Trabalhei na sucursal de Brasília do Jornal do Brasil entre 1985 e 1988, e considero esse período a mais importante experiência da minha vida profissional. O JB, apesar da fama de empresa eternamente endividada, era um dos quatro grandes da imprensa nacional, e na opinião da maioria dos jornalistas, o melhor de todos. Ali estava o jornalismo mais criativo, o melhor texto, as reportagens mais originais.

Hoje, 31 de agosto de 2010, circula pela última vez a edição impressa do Jornal do Brasil, fundado há 119 anos e mergulhado numa dívida de R$ 800 milhões. As últimas edições tiveram tiragem de 30 mil exemplares, segundo o próprio jornal, que, nos anos 60, chegou a tirar 230 mil exemplares aos domingos. A partir de agora, o JB será lido apenas na internet, em "nova e melhor fase", anunciada por um editorial que enaltece o "primeiro jornal 100% digital"...

Em meados dos anos 80, quando a redação brasiliense tinha uns 30 jornalistas, os grandes jornais brasileiros adotavam a impressão offset, com fotos a cores e importantes mudanças gráficas. Só o JB, primo pobre, continuava com o anacrônico sistema leterpress, pouco mais evoluído que a tipografia. As fotos, sempre em preto-e-branco, tinham baixa nitidez, o que não tolhia o talento dos fotógrafos.

Ricardo Noblat era o editor executivo da sucursal, dirigida por Luiz Orlando Carneiro. O braço direito de Noblat era João Santana, um talentoso ex-poeta, que no passado era conhecido como Patinhas e escrevia belas letras para as canções da banda baiana Bendegó. Hoje ele abandonou também o jornalismo e transformou-se em vendedor de ilusões... Que evolução!

O lendário colunista político Carlos Castelo Branco publicava todos os dias na página dois, e eventualmente aparecia na redação para entregar sua coluna datilografada. Luiz Orlando raramente saía de sua sala, afastada da redação, mas de vez em quando aparecia para um comentário interessante, um papo rápido com os repórteres presentes. Além de jornalista, Luiz Orlando é um dos maiores especialistas brasileiros em jazz, essa forma elevada de música, e desenhista diletante. Dois de seus desenhos a crayon, de temática jazzística, decoram uma parede de meu apartamento.
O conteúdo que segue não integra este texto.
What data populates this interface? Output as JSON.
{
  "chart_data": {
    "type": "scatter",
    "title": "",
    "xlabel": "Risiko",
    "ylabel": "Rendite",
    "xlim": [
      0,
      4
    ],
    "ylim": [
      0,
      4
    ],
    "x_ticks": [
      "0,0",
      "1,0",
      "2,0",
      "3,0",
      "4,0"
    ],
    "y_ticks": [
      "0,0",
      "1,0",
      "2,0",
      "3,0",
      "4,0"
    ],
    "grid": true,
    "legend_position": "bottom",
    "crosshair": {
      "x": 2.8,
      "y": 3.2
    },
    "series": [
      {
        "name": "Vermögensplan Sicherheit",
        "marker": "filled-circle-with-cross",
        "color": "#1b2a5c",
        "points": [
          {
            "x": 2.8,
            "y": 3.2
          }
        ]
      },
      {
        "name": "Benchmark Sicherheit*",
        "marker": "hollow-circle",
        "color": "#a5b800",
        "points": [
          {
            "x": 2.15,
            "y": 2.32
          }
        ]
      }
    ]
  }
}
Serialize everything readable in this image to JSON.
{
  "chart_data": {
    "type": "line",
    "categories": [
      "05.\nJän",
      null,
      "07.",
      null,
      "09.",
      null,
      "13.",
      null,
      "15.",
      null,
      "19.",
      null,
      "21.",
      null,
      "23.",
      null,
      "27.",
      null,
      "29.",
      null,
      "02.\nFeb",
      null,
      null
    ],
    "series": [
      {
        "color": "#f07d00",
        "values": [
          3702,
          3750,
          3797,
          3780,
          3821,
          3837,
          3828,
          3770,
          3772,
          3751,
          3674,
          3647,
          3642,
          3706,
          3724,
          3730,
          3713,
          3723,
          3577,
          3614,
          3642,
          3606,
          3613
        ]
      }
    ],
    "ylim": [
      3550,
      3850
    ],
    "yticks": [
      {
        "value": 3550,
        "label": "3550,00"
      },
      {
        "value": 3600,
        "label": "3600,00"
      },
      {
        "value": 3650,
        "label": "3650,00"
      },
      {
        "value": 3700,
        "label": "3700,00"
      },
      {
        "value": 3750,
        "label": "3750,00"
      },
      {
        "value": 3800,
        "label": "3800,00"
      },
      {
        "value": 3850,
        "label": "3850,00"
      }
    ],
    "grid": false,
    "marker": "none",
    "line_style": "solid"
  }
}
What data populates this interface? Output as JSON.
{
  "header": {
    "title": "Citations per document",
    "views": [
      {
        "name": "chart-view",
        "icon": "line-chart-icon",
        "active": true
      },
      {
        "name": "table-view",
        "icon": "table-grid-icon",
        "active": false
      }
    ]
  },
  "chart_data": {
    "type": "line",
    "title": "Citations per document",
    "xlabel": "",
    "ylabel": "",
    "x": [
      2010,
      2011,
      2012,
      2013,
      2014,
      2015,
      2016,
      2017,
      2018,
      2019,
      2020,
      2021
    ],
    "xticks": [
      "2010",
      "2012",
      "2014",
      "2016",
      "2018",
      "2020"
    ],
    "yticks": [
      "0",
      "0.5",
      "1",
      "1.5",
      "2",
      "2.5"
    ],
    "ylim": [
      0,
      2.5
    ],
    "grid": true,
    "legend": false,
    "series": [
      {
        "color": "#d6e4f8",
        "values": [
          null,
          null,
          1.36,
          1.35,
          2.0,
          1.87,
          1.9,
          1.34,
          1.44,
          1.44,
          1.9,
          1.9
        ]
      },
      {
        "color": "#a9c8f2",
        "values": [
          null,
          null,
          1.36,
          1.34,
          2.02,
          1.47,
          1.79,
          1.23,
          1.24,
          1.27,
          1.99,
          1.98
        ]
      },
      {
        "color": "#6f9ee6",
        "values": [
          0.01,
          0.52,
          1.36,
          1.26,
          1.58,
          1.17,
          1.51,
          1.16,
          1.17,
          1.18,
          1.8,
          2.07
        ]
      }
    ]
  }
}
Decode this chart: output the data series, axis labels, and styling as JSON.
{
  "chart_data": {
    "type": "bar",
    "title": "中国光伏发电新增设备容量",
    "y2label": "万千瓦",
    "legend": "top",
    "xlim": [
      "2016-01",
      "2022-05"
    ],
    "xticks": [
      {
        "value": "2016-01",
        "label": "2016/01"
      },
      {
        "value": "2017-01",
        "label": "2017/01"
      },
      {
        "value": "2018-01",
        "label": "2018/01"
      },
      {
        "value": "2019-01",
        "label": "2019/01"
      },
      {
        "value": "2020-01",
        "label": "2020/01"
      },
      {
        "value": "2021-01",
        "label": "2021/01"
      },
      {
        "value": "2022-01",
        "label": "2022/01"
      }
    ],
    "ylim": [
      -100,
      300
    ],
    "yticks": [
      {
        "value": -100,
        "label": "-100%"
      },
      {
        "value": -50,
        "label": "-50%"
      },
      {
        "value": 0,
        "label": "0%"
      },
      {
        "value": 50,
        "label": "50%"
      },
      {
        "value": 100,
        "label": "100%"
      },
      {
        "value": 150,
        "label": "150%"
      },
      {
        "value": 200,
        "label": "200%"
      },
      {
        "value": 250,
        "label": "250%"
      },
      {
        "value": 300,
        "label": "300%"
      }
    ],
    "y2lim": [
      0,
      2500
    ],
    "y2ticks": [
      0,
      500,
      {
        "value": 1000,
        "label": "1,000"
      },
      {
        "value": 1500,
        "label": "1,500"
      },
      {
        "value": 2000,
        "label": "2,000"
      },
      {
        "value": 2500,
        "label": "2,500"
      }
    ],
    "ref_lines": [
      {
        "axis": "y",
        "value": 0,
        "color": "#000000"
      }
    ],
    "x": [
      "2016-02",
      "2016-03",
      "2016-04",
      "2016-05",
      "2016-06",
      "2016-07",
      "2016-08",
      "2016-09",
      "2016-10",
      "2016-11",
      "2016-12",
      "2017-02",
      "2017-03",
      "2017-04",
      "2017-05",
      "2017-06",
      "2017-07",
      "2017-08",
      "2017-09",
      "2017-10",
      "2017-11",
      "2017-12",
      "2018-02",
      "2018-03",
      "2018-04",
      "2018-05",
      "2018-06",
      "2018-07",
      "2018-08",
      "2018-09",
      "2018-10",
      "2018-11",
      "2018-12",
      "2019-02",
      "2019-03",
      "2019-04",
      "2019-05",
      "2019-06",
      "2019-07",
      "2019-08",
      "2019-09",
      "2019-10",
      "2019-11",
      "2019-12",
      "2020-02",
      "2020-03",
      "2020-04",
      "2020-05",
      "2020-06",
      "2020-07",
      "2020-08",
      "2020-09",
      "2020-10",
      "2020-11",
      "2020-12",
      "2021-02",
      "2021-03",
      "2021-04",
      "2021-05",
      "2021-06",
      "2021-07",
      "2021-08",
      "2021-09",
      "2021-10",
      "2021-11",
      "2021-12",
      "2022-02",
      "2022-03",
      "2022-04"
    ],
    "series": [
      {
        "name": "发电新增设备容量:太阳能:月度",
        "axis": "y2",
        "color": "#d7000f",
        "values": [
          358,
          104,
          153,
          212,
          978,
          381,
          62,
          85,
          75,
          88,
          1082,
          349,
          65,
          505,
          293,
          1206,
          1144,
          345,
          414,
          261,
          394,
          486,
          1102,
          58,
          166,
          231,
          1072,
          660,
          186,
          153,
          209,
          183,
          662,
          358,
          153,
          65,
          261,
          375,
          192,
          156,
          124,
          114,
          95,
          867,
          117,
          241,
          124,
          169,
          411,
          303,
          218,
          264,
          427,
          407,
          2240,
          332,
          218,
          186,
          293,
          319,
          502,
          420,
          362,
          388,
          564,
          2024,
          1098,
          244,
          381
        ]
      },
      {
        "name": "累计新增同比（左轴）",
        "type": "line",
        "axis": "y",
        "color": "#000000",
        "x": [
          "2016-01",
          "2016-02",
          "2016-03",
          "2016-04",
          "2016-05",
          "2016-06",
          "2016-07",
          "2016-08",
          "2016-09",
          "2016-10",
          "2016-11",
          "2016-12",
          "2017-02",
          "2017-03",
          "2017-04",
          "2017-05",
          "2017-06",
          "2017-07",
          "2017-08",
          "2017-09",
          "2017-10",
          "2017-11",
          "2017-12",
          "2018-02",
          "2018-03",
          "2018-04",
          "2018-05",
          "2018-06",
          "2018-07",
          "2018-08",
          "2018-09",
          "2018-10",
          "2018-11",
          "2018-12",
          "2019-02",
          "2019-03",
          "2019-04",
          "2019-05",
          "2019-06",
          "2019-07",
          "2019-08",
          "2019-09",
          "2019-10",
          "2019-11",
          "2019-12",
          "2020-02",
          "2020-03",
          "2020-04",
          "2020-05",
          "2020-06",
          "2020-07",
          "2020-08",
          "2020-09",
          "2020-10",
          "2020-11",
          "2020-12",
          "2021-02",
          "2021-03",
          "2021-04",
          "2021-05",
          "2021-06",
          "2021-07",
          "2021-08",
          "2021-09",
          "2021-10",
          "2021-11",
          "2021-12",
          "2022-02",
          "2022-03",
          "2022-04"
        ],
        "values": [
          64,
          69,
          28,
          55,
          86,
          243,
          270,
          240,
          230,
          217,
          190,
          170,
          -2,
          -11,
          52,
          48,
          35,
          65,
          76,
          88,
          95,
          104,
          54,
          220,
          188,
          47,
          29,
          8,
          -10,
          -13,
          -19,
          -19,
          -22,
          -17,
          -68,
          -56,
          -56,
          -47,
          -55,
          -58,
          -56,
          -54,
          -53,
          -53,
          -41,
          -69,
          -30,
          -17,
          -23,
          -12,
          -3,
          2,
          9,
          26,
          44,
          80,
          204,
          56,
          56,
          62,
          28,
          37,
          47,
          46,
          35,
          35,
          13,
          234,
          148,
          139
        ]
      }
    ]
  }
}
"Jornalista trabalha melhor sob tensão", ensinava Noblat, que atribuía a si essa nobre missão - estressar os repórteres. Contam as lendas da época que todos os jornalistas da redação mantinham agenda semanal com a mesma psicanalista. Ao chegar um novato, ela advertia: "Fale-me de sua mãe, porque do Noblat eu já sei tudo."

Bons tempos aqueles. Acho que estou ficando velho. Não há mais JB nas bancas e tenho cada vez mais histórias para contar.